Cortando madera

ENTREPARÉNTESIS

*Esta columna expresa el punto de vista de su autor, no necesariamente de La Razón.
*Esta columna expresa el punto de vista de su autor, no necesariamente de La Razón.
Por:

He estado cortando madera. De dos formas: con un hacha, reduciéndola a pedazos adecuados para nuestra minúscula chimenea, y con una máquina sencilla y poderosa: se trata de una especie de pistón gigante que a fuerza de presión parte en dos pedazos rebanadas de tronco de todos los tamaños, incluso algunas que parecerían inexpugnables (éste último es un trabajo al que los remolinos de la vida me han llevado). Este comercio con la madera desemboca inevitablemente en la introspección. ¿Por qué? Porque ella misma, la madera, es introspección, viaje al interior, movimiento centrípeto hacia el corazón de los asuntos materiales.

Partir troncos con un hacha es un ejercicio que también puede ser visto, si se quiere, como un arte, un movimiento limpio en el que el cuerpo, en perfecta coordinación consigo mismo, y a través de esa nueva extremidad o prótesis que es el hacha, entra con precisión en la veta elegida y separa en dos pedazos lo que fuera una unidad cilíndrica de savia y tiempo. No pediré disculpas por perderme momentáneamente en la textura, pues eso es precisamente lo que me provoca la madera. Billy Collins (un poeta que se poncha con frecuencia, pero que, a veces pega unos lindos dobletes) tiene un buen poema sobre el arte de partir troncos con un hacha. En él, Collins habla de la coordinación mano-ojo, pues la mano consigue lo que el ojo concupiscente desea cuando aspira a un punto en particular, una mínima fisura por la que la hoja del hacha puede ganar entrada y descender como un relámpago para conseguir la súbita apertura de la madera, una bisección tan perfecta que las mitades se separan de sí mismas en modo-espejo y caen a tierra “como gemelos con un disparo en el corazón”. El poeta también menciona la ocasión excepcional en que las mitades no caen separadas sino se quedan ahí, así, aturdidas, como si no pudieran creer su separación, “como dos amantes unidos secretamente, / ahora expuestos / y más desnudos que nunca”.

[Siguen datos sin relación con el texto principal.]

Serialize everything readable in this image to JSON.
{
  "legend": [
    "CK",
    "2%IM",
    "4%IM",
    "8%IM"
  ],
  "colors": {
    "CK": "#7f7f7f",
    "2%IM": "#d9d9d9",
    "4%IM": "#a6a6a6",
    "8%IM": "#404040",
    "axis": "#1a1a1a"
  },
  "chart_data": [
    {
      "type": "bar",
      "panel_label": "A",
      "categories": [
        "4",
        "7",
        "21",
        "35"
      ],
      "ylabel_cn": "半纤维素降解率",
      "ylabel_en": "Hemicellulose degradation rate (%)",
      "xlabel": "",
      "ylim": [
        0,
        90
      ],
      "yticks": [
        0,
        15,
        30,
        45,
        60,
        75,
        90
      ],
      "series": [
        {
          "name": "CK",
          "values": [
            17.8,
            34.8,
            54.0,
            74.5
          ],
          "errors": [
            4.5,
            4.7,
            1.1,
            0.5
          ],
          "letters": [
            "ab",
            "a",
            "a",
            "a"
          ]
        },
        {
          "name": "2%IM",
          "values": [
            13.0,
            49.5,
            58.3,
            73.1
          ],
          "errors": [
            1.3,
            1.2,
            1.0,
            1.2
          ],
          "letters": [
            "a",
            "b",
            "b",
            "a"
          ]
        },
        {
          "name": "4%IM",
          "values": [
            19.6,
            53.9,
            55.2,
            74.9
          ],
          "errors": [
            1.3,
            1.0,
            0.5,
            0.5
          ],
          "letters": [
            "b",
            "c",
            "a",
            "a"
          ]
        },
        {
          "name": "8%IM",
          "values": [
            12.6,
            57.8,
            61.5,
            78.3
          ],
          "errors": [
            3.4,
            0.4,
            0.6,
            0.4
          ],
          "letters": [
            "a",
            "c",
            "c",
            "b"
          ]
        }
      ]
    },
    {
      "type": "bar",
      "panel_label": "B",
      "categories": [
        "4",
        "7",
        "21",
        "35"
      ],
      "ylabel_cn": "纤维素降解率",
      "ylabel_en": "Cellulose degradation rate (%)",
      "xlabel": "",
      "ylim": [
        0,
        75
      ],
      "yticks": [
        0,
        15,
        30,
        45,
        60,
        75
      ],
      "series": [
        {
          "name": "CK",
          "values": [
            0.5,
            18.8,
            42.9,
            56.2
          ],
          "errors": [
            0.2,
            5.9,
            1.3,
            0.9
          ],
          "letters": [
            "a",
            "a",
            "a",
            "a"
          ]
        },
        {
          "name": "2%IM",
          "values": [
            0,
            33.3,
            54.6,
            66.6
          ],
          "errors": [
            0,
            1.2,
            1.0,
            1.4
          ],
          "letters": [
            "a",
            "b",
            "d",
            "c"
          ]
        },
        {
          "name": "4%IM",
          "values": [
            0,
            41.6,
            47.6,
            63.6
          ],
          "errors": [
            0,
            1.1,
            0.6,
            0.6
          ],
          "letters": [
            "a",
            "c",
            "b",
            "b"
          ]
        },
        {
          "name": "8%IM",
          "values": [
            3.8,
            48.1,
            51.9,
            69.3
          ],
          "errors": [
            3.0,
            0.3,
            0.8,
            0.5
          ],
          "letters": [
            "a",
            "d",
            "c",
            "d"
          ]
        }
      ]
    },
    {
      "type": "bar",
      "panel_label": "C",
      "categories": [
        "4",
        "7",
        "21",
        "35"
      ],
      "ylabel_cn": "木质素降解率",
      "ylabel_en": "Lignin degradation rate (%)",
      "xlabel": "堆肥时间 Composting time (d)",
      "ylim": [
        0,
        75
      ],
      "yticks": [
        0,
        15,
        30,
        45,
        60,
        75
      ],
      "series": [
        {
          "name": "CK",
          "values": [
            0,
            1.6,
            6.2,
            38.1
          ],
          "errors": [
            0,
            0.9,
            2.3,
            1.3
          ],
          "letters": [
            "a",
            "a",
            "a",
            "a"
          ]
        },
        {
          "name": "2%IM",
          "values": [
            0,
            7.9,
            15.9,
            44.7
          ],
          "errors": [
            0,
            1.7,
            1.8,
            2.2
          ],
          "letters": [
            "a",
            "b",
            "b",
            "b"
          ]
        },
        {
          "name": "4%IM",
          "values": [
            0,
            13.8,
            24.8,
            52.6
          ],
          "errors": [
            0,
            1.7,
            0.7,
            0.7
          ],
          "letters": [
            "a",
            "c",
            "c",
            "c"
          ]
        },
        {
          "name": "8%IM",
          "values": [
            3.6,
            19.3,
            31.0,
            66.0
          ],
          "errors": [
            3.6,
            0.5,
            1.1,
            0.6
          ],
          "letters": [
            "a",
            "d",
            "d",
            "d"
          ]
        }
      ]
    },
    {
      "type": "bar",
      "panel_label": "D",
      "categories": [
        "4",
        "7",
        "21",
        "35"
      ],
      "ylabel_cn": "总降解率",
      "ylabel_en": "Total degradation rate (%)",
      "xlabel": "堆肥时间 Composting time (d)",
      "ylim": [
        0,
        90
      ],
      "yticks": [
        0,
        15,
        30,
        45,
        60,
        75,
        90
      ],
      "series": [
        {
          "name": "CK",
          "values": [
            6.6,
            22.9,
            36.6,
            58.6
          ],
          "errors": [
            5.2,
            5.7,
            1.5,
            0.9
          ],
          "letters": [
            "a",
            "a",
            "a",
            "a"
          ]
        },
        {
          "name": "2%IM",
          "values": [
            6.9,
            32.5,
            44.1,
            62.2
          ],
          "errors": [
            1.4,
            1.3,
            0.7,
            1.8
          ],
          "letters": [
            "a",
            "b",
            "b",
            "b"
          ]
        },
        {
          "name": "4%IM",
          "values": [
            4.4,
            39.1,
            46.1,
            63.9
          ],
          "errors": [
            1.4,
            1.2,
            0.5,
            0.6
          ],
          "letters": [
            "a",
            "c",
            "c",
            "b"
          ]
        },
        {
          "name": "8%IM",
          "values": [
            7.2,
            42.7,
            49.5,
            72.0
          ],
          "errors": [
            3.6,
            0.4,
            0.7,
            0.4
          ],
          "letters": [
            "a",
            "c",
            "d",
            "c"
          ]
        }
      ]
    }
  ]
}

Lo del pistón es algo más denso y potente, lento y paquidérmico. Se entra en la madera a fuerza de presión y ésta revienta con un sonido oscuro y definitivo, mostrando la intimidad de sus largos trabajos, la resinosa ingeniería de sus anillos, tal vez incluso su conciencia vegetal. Pablo Neruda (jonronero puro) viene a cuento con su extraordinario poema “Entrada en la madera”, uno de los tres “cantos materiales” de ese libro perfecto que es Residencia en la tierra. Lo que dice puedo confirmarlo yo, que he estado manejando esa máquina para subdividir un árbol en rodajas y curiosear, tal vez, en los recovecos de su alma. En el poema se desciende, se cae “a una tenaz atmósfera de luto, / a una olvidada sala decaída, / a un racimo de tréboles amargos”. El poeta acepta la invitación de la noche oscura de la madera, la interpela: “oh rosa de alas secas” y se transfigura en una fuente de imágenes que pareciera brotar en el centro de un bosque secreto: “Poros, vetas, círculos de dulzura, / peso, temperatura silenciosa, / flechas pegadas a tu alma caída, / seres dormidos en tu boca espesa, / polvo de dulce pulpa consumida, / ceniza llena de apagadas almas…”

Enmudezcamos para escuchar el final del poema: “Y hagamos fuego, y silencio, y sonido, / y ardamos, y callemos, y campanas.”